Longer-term, the strategy is to waterfall down the innovation from HPC chips into smaller sized and smaller sized chips, up until the innovation is offered (and feasible) for Intel’s rank and file customer chips. The business is really fast to keep in mind that glass and natural substrates will co-exist for many years to come– and, like previous shifts, there will likely still be chips utilizing natural substrates well after glass is presented– however the business is likewise positive that they’ll have the ability to bring the expenses of glass core substrates to parity with natural substrates, ultimately making it possible to profit even in lower-priced processors.

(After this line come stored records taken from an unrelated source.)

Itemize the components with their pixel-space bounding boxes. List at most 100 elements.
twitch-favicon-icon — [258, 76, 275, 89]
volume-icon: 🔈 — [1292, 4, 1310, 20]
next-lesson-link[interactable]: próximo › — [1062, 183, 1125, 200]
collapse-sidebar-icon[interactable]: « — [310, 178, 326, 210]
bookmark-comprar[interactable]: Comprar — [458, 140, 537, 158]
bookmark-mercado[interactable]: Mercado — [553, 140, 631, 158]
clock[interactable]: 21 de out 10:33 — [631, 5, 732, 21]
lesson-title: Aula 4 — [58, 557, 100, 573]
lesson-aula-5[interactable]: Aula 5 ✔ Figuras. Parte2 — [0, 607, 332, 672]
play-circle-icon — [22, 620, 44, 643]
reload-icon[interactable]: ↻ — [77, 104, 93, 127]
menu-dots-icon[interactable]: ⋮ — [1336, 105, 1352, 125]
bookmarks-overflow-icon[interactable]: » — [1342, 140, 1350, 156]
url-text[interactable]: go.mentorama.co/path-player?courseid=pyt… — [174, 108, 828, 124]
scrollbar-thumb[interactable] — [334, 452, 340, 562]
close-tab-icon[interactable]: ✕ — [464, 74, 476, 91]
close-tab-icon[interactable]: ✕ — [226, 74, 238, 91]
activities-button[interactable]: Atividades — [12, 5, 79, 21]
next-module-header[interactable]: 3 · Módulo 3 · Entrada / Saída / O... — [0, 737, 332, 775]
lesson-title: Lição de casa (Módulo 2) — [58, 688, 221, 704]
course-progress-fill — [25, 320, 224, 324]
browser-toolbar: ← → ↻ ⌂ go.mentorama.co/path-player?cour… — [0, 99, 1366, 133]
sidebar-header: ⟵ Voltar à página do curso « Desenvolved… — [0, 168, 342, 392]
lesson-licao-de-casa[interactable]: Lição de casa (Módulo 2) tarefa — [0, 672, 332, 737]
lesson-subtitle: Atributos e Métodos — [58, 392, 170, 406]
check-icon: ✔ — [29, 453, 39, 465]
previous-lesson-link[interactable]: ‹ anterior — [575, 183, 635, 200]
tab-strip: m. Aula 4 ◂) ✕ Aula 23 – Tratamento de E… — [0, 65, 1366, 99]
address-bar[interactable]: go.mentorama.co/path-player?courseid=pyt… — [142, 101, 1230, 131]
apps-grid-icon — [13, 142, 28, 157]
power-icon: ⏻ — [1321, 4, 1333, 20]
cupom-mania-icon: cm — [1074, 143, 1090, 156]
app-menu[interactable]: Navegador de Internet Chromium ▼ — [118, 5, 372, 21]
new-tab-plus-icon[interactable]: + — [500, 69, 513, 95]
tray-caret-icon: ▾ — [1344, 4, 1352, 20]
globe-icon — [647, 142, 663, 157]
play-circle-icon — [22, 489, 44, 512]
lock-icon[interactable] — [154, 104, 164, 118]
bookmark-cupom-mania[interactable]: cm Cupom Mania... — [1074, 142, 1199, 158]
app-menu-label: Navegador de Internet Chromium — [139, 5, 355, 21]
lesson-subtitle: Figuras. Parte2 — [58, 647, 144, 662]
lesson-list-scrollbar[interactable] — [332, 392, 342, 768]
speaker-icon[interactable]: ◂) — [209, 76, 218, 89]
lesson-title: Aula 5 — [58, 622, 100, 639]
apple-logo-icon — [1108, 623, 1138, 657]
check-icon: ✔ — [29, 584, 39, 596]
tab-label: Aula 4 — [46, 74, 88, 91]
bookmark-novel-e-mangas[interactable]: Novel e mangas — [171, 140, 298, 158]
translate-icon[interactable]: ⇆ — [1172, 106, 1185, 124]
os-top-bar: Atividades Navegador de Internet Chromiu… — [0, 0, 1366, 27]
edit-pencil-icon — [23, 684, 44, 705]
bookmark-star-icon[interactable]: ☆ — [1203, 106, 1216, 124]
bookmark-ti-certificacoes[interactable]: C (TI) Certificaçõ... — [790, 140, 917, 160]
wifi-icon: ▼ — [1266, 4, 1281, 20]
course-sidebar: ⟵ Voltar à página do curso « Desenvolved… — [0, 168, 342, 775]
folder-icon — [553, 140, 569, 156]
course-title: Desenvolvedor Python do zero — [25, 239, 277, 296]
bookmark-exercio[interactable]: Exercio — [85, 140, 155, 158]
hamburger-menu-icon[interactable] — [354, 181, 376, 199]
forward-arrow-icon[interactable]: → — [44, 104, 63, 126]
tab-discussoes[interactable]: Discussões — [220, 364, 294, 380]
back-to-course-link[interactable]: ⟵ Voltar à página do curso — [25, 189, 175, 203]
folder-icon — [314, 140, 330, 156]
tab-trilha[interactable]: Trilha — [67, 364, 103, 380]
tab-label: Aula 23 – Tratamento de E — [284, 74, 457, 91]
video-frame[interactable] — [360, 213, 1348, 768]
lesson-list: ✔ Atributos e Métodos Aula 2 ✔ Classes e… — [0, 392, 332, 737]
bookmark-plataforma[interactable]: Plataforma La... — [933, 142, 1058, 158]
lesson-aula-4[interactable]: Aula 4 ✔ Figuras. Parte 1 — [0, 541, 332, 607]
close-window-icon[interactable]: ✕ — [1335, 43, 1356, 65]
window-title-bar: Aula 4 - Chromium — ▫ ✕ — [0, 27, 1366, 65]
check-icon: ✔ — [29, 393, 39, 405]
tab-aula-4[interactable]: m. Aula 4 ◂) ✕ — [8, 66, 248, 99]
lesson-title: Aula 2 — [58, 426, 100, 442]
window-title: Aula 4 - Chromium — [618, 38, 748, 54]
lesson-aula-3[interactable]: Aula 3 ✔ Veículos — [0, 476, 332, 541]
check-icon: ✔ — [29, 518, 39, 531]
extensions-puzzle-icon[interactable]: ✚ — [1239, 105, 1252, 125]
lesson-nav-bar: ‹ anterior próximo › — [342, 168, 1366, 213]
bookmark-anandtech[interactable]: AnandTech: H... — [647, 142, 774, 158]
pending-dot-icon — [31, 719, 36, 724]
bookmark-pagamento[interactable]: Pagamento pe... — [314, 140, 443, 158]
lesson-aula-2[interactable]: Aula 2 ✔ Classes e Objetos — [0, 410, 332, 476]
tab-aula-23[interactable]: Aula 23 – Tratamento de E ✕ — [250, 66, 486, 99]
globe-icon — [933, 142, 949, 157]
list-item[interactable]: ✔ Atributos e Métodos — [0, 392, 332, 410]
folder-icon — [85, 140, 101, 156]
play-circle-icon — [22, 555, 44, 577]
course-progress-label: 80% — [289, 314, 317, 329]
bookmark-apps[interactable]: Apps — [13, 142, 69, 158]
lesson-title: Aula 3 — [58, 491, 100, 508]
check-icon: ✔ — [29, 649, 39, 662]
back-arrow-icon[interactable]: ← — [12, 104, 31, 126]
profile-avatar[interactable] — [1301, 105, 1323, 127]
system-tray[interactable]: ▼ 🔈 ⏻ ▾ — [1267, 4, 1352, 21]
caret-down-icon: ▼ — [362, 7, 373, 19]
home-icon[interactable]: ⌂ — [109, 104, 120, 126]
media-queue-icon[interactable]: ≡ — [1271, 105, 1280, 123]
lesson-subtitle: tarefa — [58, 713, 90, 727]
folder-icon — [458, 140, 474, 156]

And Intel will not be keeping the innovation to themselves, either. As part of the business’s wider effort to end up being a world class agreement foundry, Intel will be using glass core substrates to IFS consumers in due time. While it’s far prematurely to think when that would be (even Intel items might be 6 years out), having the ability to provide glass product packaging might offer Intel a huge upper hand over its rivals, particularly for producing high-end, highly-profitable chips.

Above all else, it requires to be repeated that there’s a good deal of work Intel still requires to do in order to bring glass core substrates to the marketplace. However if the business succeeds, then the switch to glass will introduce the type of significant innovation shift that just occurs every 15 to twenty years.